La consommation de savon progresse mais plusieurs crises vont entamer sa progression. Les troubles de la Révolution française vont créer une première crise, puis les guerres successives. Les savonniers peu scrupuleux n'hésitent pas à ajouter du talc, de la gomme et certaines manufactures doivent fermer ouvrant la porte aux savons étrangers. Les ménagères boudent le produit car de qualité médiocre.

On découvre ensuite que les " mélanges d'huiles de graines, telles que l'oeillet, avec l'huile d'olive [...] donne un savon qui plaît tellement aux acheteurs qu'il devient presque impossible de vendre celui qui n'est composé que d'huile d'olive ". Puis d'autres huiles faites à partir de sésame, de palme, de coco et d'arachides seront incorporées. En 1812 un décret accorde au Savon de Marseille à l'huile d'olive une marque particulière et les industriels doivent préciser les types d'huiles utilisées, le nom de l'industriel et la ville d'origine.

Bien que la concurrence des produits étrangers s'accentue, le développement d'un nouveau secteur industriel, l'huilerie, va permettre à Marseille de reconquérir le marché national des savons. Parallèlement les développements des chemins de fer permettent de distribuer le savon facilement. Au XXe siècle, l'hygiène et le confort garantissent au savon de devenir une nécessité. Il n'est pas réserve à l'usage domestique mais est utilisé dans les salles d'opération et dans l'industrie, pour le lavage de la laine. Les savonneries fusionnent avec les huileries pour ouvrir d'autres débouchés.

C'est alors qu'arrive la lessive en poudre, inventée par un... Marseillais, sous la marque Persil. Ce n'est pas un grand succès au départ mais le procédé est copié à l'étranger. La Première Guerre Mondiale et l'apparition des premières machines à laver, demandant un bon pouvoir lavant mais peu de mousse entraîne la disparition des lavandières et le déclin de la production. Pour achever le déclin du savon un groupe américain Procter & Gamble s'installe à Marseille. La marque Le Chat essaye bien le Chat Machine (entièrement biodégradable) mais sans grand succès. En 1986 l'usine ferme avec une grande émotion.
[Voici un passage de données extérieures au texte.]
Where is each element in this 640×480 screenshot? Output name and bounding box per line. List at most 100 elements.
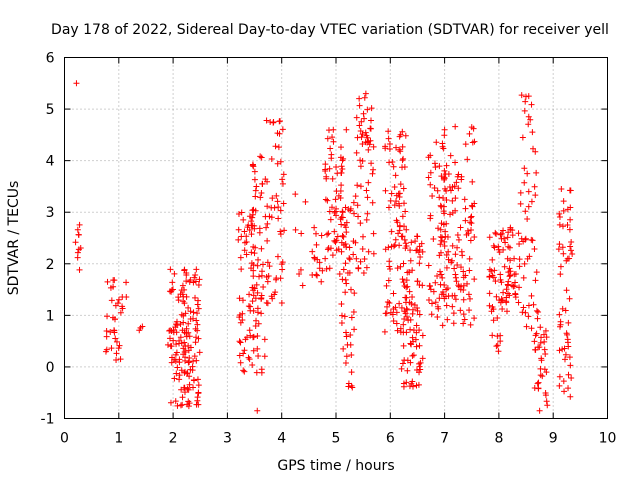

A travers les temps le Savon de Marseille a su se défendre grâce à ses qualités : il est simple, naturel et efficace, peu cher d'où un nouveau positionnement écologique. Il n'a plus à faire preuve de ses qualités. Il 100% biodégradable, hypoallergénique et largement recommandé par les dermatologues. Les sages-femmes le conseillent pour les nourrissons. On trouve le Savon de Marseille coloré et parfumé à la lavande, au jasmin, magnolia,... avec toutes sortes de formes (cigale, dauphin, ourson,...).

Aujourd'hui, la consommation des savons est limitée, concurrencée par les savonnettes sophistiquées, les bains moussants pour la toilette et les lessives en poudre pour le linge. Les Laboratoires Vendôme, installés en Provence ont innové en lançant Le Petit Marseillais. D'autres ont suivi depuis comme Marius Fabre, l'Occitane et La Compagnie de Provence.

Espérons que le dynamisme de ces nouveaux acteurs va permettre au Savon de Marseille de poursuivre son existence passionnante.